Extended Gene Silencing
Bio-Rad has collaborated with Integrated DNA Technologies to develop RNAi tool sets. The results of this two-year collaboration, which pairs IDT’s siRNA design and synthesis proficiency with Bio-Rad’s transfection and amplification expertise, delivers validated Dicer-Substrate 27-mer small interfering RNA (siRNA) duplexes for RNAi applications. “We’ll be presenting silencing longevity and potency data for Dicer-Substrate 27-mer siRNAs and matched 21-mer siRNAs,” reports Eli Hefner, Ph.D., senior scientist at Bio-Rad. “We will also be discussing our Dicer-Substrate 27-mer (siLentMer) product validation procedure,”
Dr. Hefner points out that not everyone has heard of synthetic Dicer-Substrates. Dicer-Substrate siRNAs (DsiRNAs), which have recently been employed for in vivo studies using intraperitoneal and intrathecal routes of administration, had their beginnings with John Rossi at City of Hope. In vivo, long dsRNAs are cleaved by the RNase III class endoribonuclease dicer into 21–23 base duplexes having 2-base 3´-overhangs. These species, called small interfering RNAs (siRNAs), enter the RNA-induced silencing complex and serve as a sequence-specific guide to target degradation of complementary mRNA species.
“Despite the continuous evolution of sequence selection algorithms, many synthetic siRNAs still fail to achieve the desired level of silencing,” adds Dr. Hefner. “The only way to truly know that your siRNA will work is to buy one that was pretested. Even when an siRNA is capable of reducing the target gene mRNA to low levels, the corresponding protein concentration might not be affected. This can occur when the window of effective siRNA operation is shorter than the protein half life, hence the desire to identify RNAi-inducing molecules such as the siLentMer Dicer-Substrates that have a longer window of operation.”
Bio-Rad’s siLentMer-validated siRNAs help solve this dilemma by delivering effective gene silencing for an extended period of time using low siRNA concentrations, the company reports. According to Dr. Hefner and senior product manager Christina Whitman, they are functionally tested via RT-qPCR for 85% mRNA knockdown, and many will demonstrate sustained silencing for up to 6–9 days.
“We validate by testing in-house, and we are stringent with our passing criteria,” says Whitman. “For some experiments, synthetic siRNAs are able to achieve 70 percent silencing, which might be okay depending on your protein stability. With the validated siLentMer Dicer-substrates you are guaranteed the highest possible silencing of 85 percent or higher.”
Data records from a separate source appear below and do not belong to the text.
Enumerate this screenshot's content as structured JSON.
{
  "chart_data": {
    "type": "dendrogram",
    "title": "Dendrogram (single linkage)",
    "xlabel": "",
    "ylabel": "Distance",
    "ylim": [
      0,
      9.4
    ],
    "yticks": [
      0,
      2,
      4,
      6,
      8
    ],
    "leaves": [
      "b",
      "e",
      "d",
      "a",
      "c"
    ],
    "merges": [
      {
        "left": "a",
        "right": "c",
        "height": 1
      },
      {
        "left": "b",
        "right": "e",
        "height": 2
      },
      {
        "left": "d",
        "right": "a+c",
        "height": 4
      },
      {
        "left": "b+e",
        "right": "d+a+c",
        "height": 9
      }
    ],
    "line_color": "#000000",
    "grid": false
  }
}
siRNA Specificity Enhancement
In the last two years, Applied Biosystems has focused on improving siRNA by improving specificity, says Susan Magdaleno, Ph.D., senior manager, scientist at RNAi technologies. “Over the course of that time, we’ve found better predictive algorithms for siRNA as well as a novel arrangement of chemical modifications in the siRNA duplex that significantly reduce off-target effects as measured by microarray and cell-based assays. The result are siRNAs called Silencer® Select siRNAs, which are chemically modified siRNAs that are up to 100-fold more potent than first- or second-generation designs. You get higher specificity siRNA performance but not at the expense of siRNA potency.”
Dr. Magdaleno notes that these improvements to the siRNA duplex have a number of benefits. “One of the most important aspects is the chemical modification that enhances the specificity of the siRNA without compromising on the potency of the siRNA,” she adds. “The combination of the chemical modification with higher potency siRNA together results in siRNAs that demonstrate coherence of cellular phenotypes between different siRNAs sequences targeting the same mRNA that hasn’t been achievable until now. The end effect will be greater confidence in RNAi experimental results.”
Dr. Magdaleno’s presentation will describe the development of the chemically modified siRNA that resulted in Silencer Select siRNA. “The methodology we used during the development is important, because it was a great learning experience. We were constantly asking questions—how do you define an off-target event? How do you reduce it? How do we know we reduced it? We have identified a combination of bases that when modified, enhances specificity, but at the moment we don’t yet understand how the modification improves specificity. We know that the reagents researchers use are critically important in their experiments. They must have confidence in the technology they are using.”